Masalahnya adalah Ir. Soekarno sama sekali tidak menetapkan atau bersepakat pada Pancasila rumusan 1 Juni tersebut. Masih mengambang dan itu adalah sebatas tawaran pilihan. Usulan dan pidato-pidato berikut dari para peserta sidang tidak menyepakati tawaran Bung Karno tersebut. Dalam rangka menggodok semua masukan peserta sidang maka dibentuk Panitia Sembilan yang diketuai Ir. Soekarno sendiri.
Panitia Sembilan sepakat rumusan Pancasila sebagaimana yang dikenal dengan Piagam Jakarta. Sila pertama adalah “Ketuhanan dengan kewadjiban mendjalankan syari’at Islam bagi pemeluk-pemeluknja”. Bung Karno tentu menandatangani rumusan Pancasila 22 Juni 1945 tersebut. Maka lahirlah Pancasila.
Inilah Pancasila yang dilahirkan oleh BPUPKI. Oleh Ir. Soekarno.
Maka keliru jika menyatakan 1 Juni 1945 sebagai kelahiran Pancasila. Belum ada kesepakatan apa-apa saat itu. Masih penggodogan, adu konsep atau adu tawar gagasan. Soekarno sendiri masih ragu soal Pancasila sehingga merasa perlu menawarkan untuk dipertimbangkan alternatif Trisila dan Ekasila. Tawaran ini pun tidak mendapat sambutan apalagi persetujuan. Soekarno telah men”drop” tawarannya dan tidak mencoba memperjuangkan pasca pidato. Tidak ada lobi-lobi “ngotot” untuk menggoalkan Trisila dan Ekasila.
Fakta terakhir yang disetujui oleh Soekarno adalah Pancasila dengan rumusan sebagaimana tercantum dalam “Piagam Jakarta”. Soekarno tidak menyesal atas tidak diterima tawaran “peras perasan” sila-sila pada Trisila dan Ekasila. Rumusan “Piagam Jakarta” adalah keyakinan dan kebenaran ideologi yang diterima Ir. Soekarno. Ini adalah rumusan ideal ideologi. Sekurangnya untuk saat itu.
Kini Soekarnois mencoba memasukan Pancasila (1 Juni 1945), Trisila, dan Ekasila dalam Pasal RUU HIP. Tidak disadari bahwa perjuangan ini adalah penghianatan pada diri Soekarno sendiri. Presiden pertama ini sudah men”drop” gagasan itu. Bahkan secara formiel dan materiel Soekarno sudah menerima dan sepakat pada rumusan Pancasila 22 Juni 1945. Kemudiannya menjadi Rumusan Pancasila 18 Agustus 1945.

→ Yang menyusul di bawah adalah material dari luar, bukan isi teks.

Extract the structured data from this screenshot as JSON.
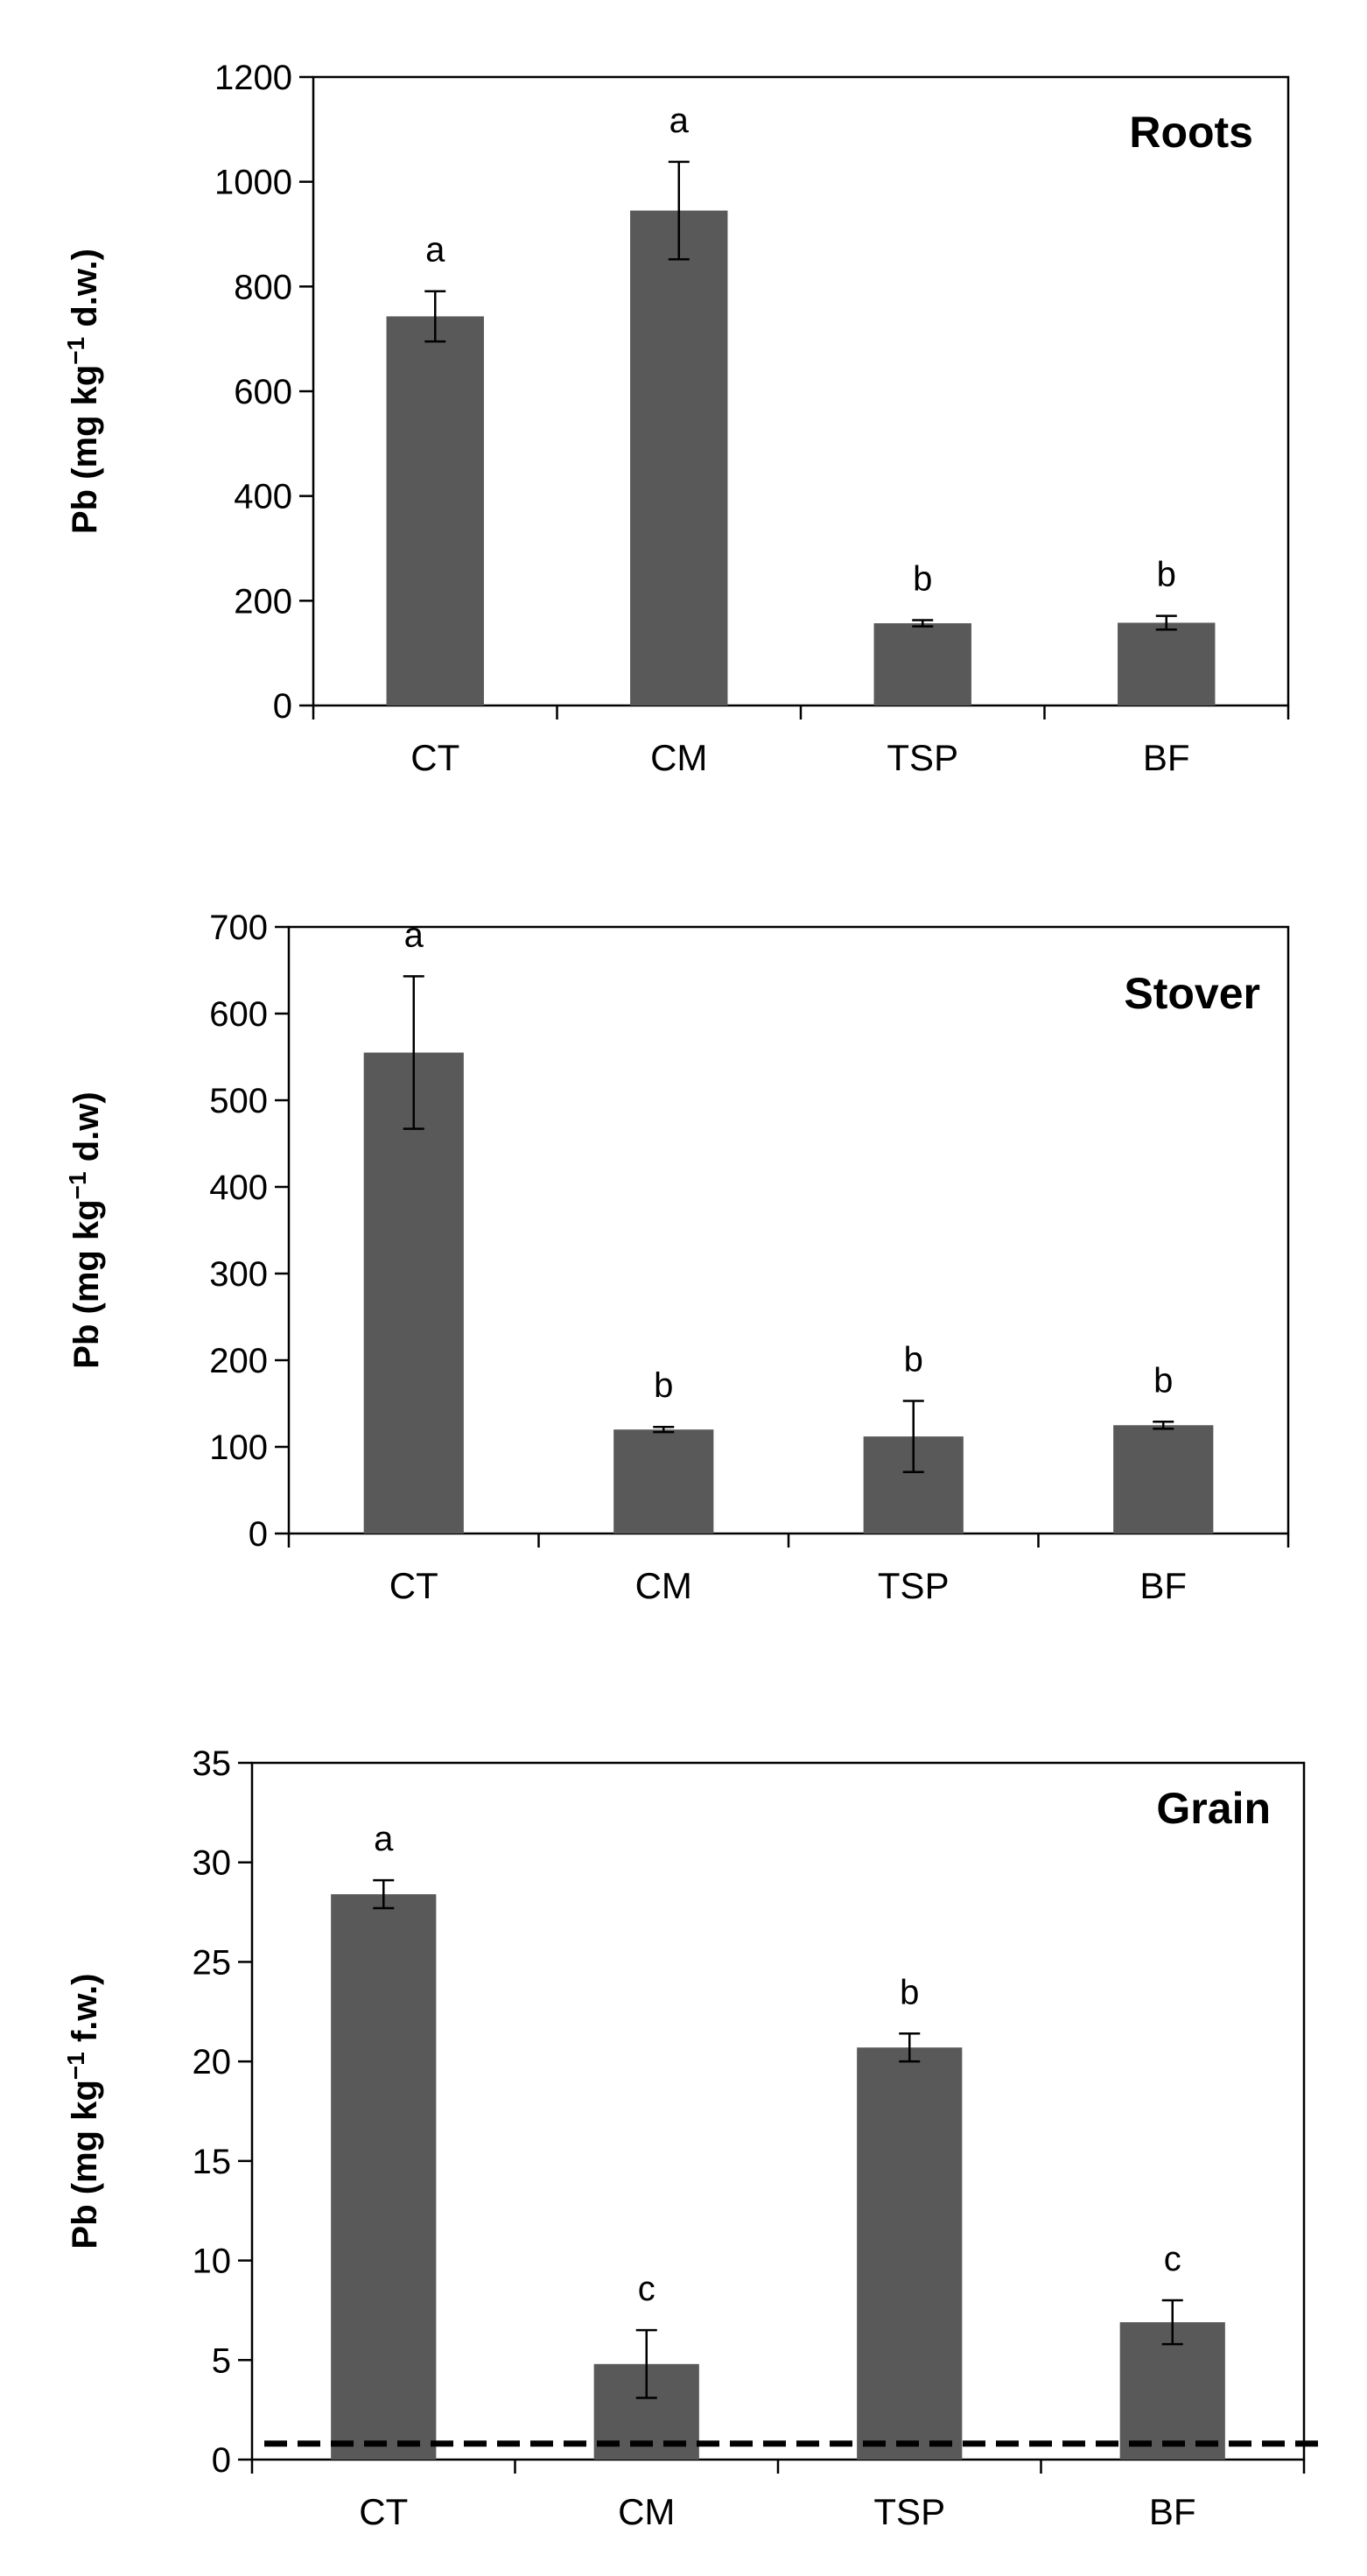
{
  "chart_data": [
    {
      "type": "bar",
      "title": "Roots",
      "ylabel": {
        "prefix": "Pb  (mg kg",
        "sup": "−1",
        "suffix": " d.w.)"
      },
      "categories": [
        "CT",
        "CM",
        "TSP",
        "BF"
      ],
      "values": [
        743,
        945,
        157,
        158
      ],
      "errors": [
        48,
        93,
        6,
        13
      ],
      "significance": [
        "a",
        "a",
        "b",
        "b"
      ],
      "ylim": [
        0,
        1200
      ],
      "yticks": [
        0,
        200,
        400,
        600,
        800,
        1000,
        1200
      ],
      "bar_color": "#595959"
    },
    {
      "type": "bar",
      "title": "Stover",
      "ylabel": {
        "prefix": "Pb (mg kg",
        "sup": "−1",
        "suffix": " d.w)"
      },
      "categories": [
        "CT",
        "CM",
        "TSP",
        "BF"
      ],
      "values": [
        555,
        120,
        112,
        125
      ],
      "errors": [
        88,
        3,
        41,
        4
      ],
      "significance": [
        "a",
        "b",
        "b",
        "b"
      ],
      "ylim": [
        0,
        700
      ],
      "yticks": [
        0,
        100,
        200,
        300,
        400,
        500,
        600,
        700
      ],
      "bar_color": "#595959"
    },
    {
      "type": "bar",
      "title": "Grain",
      "ylabel": {
        "prefix": "Pb (mg kg",
        "sup": "−1",
        "suffix": " f.w.)"
      },
      "categories": [
        "CT",
        "CM",
        "TSP",
        "BF"
      ],
      "values": [
        28.4,
        4.8,
        20.7,
        6.9
      ],
      "errors": [
        0.7,
        1.7,
        0.7,
        1.1
      ],
      "significance": [
        "a",
        "c",
        "b",
        "c"
      ],
      "ylim": [
        0,
        35
      ],
      "yticks": [
        0,
        5,
        10,
        15,
        20,
        25,
        30,
        35
      ],
      "reference_line": 0.8,
      "bar_color": "#595959"
    }
  ]
}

Saat Dekrit 5 Juli 1959 Soekarno menyatakan bahwa Piagam Jakarta menjiwai UUD 1945 dan merupakan satu kesatuan dengan UUD tersebut. Tidak terlintas dalam fikiran Soekano bahwa Pancasila 1 Juni 1945 atau Trisila dan Ekasila itu menjadi jiwa dari UUD 1945.
Menghidupkan sesuatu yang sudah dikubur oleh Soekarno sendiri merupakan upaya yang bukan saja menghianati bangsa Indonesia tetapi juga menghianati pribadi proklamator bangsa Indonesia yang bernama Ir. Soekarno.